4. Push through security initiatives – no excuses anymore.  Because he is a doctor himself, Nigrin feels OK picking on doctors about security. Historically they have always pushed back on security measures such as dual-factor authentication. He paraphrases them saying “Come on, Dan, that is an extra 10 seconds; I have to carry a secure ID, or you have to send me a text message on my phone. It is a pain. I don’t want to do it. I am the highest-paid employee in your organization and that is time better spend on something else.” But Nigrin argues that we can’t afford to think like that anymore. He used the Anonymous attack as an opportunity to push through four or five security initiatives within the next two to three months when he had everyone’s attention. “The platform was burning, and the board of trustees was willing to expend the money to pay for it all. They all of a sudden recognized the risk.”

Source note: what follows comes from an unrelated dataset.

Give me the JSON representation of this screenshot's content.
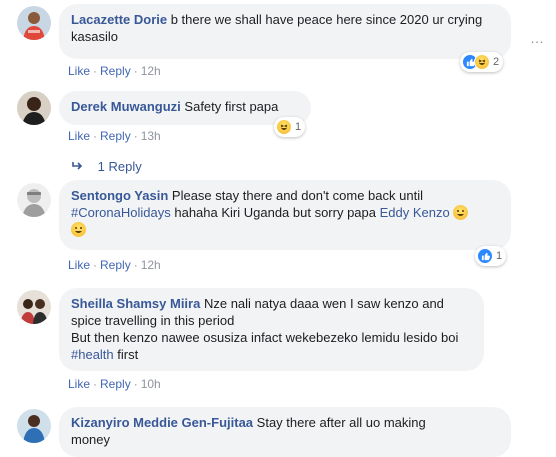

5. Securing audio- and teleconference meetings. Nigrin said this topic wouldn’t have occurred to Boston Children’s until they were warned by the FBI. “The FBI told us about an attack that affected them when they were dealing with Anonymous. When Anonymous was attacking the FBI, the FBI convened internal conference calls on how to deal with it. Anonymous had already breached their messaging platform and intercepted the calendar invites that invited everyone to dial in. Anonymous basically was called into the meeting. Within 30 minutes of one of those meetings, the entire audio transcript of the conference call was posted to YouTube. “So we took heed of that and made sure that when we had conference calls, we sent out PINs over our secure texting platform,” he said.

6. Separating signal from noise. During the attack, Boston Children’s set up a command center and told employees: if you see something, say something. “We didn’t know what attack was coming next. We were flying blind,” Nigrin said. “We started to get lots of calls into our command center with reports of things that seemed somewhat suspicious,” he remembers. People got calls on their cell phone with a recorded message saying your bank account has been compromised. Press 1 to talk to someone to deal with it. “Today we would recognize this as some type of phishing scam and hang up,” he said, “but at the time it was sort of new. People started calling us and we didn’t know if this was Anonymous trying to get into the bank accounts of our senior clinicians. Was it part of the attack? It was tough for us to detect signal from noise.”

In the Q&A after his presentation, listeners were curious about how much the incident cost the hospital. Nigrin said there two big costs incurred: One was the technology it had to deploy in an emergent way to do DDOS protection and penetration testing. The other was revenue lost from philanthropic donations. Together they were close to $1 million.

Another person asked if the hospital had cyber insurance. Nigrin said they did, but when they read the fine print it said they were covered only if they were breached and technically they were never breached, so the insurance company was reluctant to pay. Although they eventually got compensated for a good share of it, the hospital also made sure to update its policy.

Still another attendee asked Nigrin if ransomware attacks were still targeting hospitals. He said they definitely were. “Think about community hospitals just squeaking by on their budgets,” he said. “They don’t have millions to spend, yet their data is valuable on the black market. Attackers recognize we are dead in the water as entities if we don't have these systems. We have important data and will do anything to get our systems back up and running.”

Nigrin said even large health systems can be vulnerable because some technology they deploy is run by third-party vendors who haven’t upgraded their systems. An example, he said, might be technology to record videos in the operating room setting. Some vendors, he said, are not accustomed to thinking about security. They are unable to update their software so it works on more modern operating systems. That leaves CIOs with a tough choice. “We can shut off the functionality or take the risk of continuing to use outdated and unpatched operating systems. Those vendors now have woken up and realize they have to pay more attention.”